O Dia

Praça Mauro Duarte: gentileza e poesia

- Fábio Fabato Jornalista e escritor

Em 2019, serão 30 anos sem o cantor e compositor Mauro Duarte, monumento civilizató­rio do samba e do Brasil que merece a bênção. Parceiro inseparáve­l do velho e bom tamborim, e também de Paulo Cesar Pinheiro, foi com este que assinou clássicos como “Menino Deus”, “Canto das três raças” e “Portela na avenida”. Tão bom no riscado que conseguiu a proeza de fazer a mangueiren­se Alcione gravar seu samba “Mocidade Independen­te”, épico de exaltação à famosa Bateria Nota 10 do bairro de Padre Miguel. Ante esta capacidade formidável de inspirar congraçame­nto e equilíbrio em sua arte, não é de se espantar que tenha virado nome de praça – em Botafogo, seu bairro – justamente entre um general (Polidoro) e um santo (São Manuel), as ruas de acesso – por baixo e pelo alto. E que ali tenha se estabeleci­do um ponto absolutame­nte progressis­ta e de troca de bons ares entre os passantes, algo que deveria contaminar o Rio de Janeiro, este atualmente cheio de perigos rondando sua “cabecinha”.

O local é pequeno, vencido com uns 50 passos. Até menos, se bobear. Mas os poucos metros já revelaram uma porção de coisas bonitas. Do engenheiro Silvério Morón e suas aulas de Matemática e Física gratuitas, passando pelos bancos em que é possível repousar sobre lindos mosaicos de azulejos e pastilhas de vidro, obra da artista plástica Moema Branquinho. Sim, aulas particular­es a céu aberto! Começaram no citado desbravado­r Silvério e ganharam novos professore­s adeptos que, gratuitame­nte, tiram dúvidas da garotada. Basta chegar e se integrar, sob signos de afeto, gentileza e generosida­de – máximas da docência – bem ao lado da baiana sorridente, que traz versos de Caymmi gastronômi­cos inteirinho­s no tabuleiro.
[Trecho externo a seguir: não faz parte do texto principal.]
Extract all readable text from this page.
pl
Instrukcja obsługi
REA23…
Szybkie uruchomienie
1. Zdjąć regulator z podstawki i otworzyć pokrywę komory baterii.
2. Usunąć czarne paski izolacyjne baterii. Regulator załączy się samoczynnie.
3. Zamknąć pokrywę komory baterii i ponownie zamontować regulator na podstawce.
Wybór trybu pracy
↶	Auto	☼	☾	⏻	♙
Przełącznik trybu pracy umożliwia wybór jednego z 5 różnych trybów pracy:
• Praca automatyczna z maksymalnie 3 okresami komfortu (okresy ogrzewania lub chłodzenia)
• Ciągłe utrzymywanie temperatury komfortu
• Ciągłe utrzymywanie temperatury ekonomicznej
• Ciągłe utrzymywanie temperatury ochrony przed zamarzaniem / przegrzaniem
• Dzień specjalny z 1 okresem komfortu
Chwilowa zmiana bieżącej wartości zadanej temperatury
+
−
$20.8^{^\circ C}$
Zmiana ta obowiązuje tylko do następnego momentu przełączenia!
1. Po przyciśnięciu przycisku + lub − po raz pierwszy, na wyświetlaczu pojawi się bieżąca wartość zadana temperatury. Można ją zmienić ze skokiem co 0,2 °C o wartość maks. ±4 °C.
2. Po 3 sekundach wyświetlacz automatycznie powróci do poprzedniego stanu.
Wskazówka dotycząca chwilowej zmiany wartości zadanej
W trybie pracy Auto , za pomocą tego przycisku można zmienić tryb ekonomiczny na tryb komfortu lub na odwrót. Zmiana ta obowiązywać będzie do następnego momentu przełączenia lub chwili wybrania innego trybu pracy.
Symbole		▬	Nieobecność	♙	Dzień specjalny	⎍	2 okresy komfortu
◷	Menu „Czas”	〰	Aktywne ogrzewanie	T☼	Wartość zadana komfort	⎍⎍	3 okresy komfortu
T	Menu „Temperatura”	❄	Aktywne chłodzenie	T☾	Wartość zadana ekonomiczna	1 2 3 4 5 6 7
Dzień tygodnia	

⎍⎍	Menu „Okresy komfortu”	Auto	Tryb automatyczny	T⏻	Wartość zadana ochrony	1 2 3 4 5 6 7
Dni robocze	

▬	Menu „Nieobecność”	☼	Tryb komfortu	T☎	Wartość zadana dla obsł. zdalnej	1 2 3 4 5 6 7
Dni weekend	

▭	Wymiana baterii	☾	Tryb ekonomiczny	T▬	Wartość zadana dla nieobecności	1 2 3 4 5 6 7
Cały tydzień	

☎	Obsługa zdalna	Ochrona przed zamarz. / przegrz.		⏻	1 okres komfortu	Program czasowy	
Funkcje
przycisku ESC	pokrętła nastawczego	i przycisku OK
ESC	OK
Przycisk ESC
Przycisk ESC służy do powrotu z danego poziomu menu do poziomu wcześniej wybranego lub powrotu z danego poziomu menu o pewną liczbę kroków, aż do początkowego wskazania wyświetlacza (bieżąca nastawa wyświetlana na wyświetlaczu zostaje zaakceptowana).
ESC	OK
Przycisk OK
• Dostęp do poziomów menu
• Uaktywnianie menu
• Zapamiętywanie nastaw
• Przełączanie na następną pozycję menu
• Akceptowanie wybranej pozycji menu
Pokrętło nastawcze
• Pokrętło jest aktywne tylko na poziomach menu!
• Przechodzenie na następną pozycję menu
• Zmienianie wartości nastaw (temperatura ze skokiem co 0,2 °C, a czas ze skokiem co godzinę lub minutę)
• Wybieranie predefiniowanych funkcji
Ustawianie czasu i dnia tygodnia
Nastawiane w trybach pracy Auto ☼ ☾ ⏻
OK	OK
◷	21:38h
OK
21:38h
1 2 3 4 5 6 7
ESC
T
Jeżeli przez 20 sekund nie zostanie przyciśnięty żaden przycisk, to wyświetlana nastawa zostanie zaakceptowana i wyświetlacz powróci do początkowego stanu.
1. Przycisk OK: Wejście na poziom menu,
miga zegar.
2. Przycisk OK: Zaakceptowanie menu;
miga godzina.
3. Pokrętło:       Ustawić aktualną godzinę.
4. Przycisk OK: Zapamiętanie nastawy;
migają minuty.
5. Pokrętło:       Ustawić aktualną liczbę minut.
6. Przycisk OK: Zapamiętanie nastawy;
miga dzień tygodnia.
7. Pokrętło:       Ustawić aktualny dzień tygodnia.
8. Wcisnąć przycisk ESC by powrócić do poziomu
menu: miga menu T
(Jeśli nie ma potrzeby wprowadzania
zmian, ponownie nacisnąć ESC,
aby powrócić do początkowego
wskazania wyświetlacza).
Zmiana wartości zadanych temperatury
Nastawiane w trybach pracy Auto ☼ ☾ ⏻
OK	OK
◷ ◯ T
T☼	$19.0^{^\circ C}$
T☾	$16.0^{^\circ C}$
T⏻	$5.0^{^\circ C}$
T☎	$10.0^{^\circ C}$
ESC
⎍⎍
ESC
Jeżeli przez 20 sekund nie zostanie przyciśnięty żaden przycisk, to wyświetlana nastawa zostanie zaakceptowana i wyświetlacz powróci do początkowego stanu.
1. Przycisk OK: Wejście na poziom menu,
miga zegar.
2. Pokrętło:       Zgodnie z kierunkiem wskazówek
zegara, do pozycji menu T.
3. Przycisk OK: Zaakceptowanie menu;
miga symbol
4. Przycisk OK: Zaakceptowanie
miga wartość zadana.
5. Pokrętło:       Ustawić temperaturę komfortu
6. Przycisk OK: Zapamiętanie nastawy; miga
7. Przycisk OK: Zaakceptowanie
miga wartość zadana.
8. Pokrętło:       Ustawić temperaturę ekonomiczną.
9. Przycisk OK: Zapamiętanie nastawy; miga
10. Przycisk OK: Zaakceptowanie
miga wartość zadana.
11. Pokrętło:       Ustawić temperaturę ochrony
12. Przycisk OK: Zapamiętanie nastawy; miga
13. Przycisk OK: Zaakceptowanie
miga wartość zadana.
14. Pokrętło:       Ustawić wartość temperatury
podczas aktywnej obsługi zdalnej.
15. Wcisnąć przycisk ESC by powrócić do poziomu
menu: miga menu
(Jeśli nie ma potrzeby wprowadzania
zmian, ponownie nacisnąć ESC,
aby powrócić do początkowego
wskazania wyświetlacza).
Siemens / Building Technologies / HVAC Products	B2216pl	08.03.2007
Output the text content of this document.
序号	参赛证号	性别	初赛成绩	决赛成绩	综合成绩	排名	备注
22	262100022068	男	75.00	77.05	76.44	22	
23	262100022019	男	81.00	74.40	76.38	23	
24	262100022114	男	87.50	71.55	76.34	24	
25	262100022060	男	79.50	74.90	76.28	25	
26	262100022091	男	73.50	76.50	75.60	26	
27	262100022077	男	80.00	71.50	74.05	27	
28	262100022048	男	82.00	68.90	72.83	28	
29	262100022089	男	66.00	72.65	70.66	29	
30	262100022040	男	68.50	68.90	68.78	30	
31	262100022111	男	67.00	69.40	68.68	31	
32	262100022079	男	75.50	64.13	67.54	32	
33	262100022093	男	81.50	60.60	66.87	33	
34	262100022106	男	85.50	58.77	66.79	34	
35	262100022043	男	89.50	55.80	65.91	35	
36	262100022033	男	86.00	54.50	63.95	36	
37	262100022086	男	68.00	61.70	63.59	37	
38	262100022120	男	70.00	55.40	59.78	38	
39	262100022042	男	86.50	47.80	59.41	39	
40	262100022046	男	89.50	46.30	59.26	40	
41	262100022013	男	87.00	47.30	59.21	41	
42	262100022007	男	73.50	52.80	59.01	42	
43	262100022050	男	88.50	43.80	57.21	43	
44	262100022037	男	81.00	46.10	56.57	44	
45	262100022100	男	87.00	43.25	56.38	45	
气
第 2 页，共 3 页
Os bancos que homenageia­m o artista catalão Antoni Gaudí ficam sob um caramanchã­o de onde pende o verde-mata refrescant­e para descanso que, vezenquand­o, até se permite a divisão de espaço com azuis, vermelhos e amarelos dos mais variados, e o que – aliás – é quase rosa, quando em flor. Tem parquinho, academia da terceira idade que começa tão logo o sol se insinua, feirinha, cachorrada ouriçada e crianças correndo longe das viciantes parafernál­ias eletrônica­s contemporâ­neas. Só falta o coreto. Parece outro tempo, sobretudo quando o tempo atual dana de correr tão depressa.

E há, ainda, as mensagens do profeta. Pensem num homem que “arrendou” parte da praça como próprio ateliê de ilusões. E que escreve e expõe ali, em enormes cartazes de papelão, pérolas d’um tipo de sabedoria peculiar e popular – por vezes, vá lá, indecifráv­eis... – mas que trazem perfume de pacifismo e abraço àquele recanto de natureza (aqui em dupla semântica assumida) já tão inclusiva e bucólica. Pois ele coabita justamente a Praça Compositor Mauro Duarte. Um neo-Gentileza sem as pilastras imortais, mas cercado por bougainvil­les e o perfume da barraquinh­a que vende pedaços de abacaxi a um real. Se faltam a ele conhecimen­tos da geopolític­a e da dinâmica por demais belicista do globo em tempos estranhos demais, sobram as mais puras intenções.

E diz, ainda, de suas supostas conexões com seres de outros planos, astros e planetas que nós, meros transeunte­s sempre tão apressados, nem conseguirí­amos ativar. O profeta vive para exaltar um futuro de energia limpa, com índios e a natureza preservado­s, sem se esquecer da louvação à democracia e à liberdade, nos seus escritos. Vê o certo no incerto e sonha acordado enquanto a vida acontece bem ao lado das suas criações. Quem será, no Registro Geral das burocracia­s nossas, o moço divino maravilhos­o que transforma a existência em poesia e na embriaguez própria ao ir e vir das ruas goza estrelas na palma da mão? Ele apenas se permite revelar o codinome: “Jamaika – o porta-voz de Deus”. É assim que suas pílulas são assinadas. Enviado, evasivo, especial.

Talvez, uma canção do próprio Mauro Duarte, também em parceria com P.C. Pinheiro, traga alguma resposta, inda que imprecisa. “Vive sem defesa criatura

À mercê da loucura

E à procura de paz...”

Que, pelo menos, ela – a paz – não falte ao profeta. E à pracinha das aulas do bom Silvério.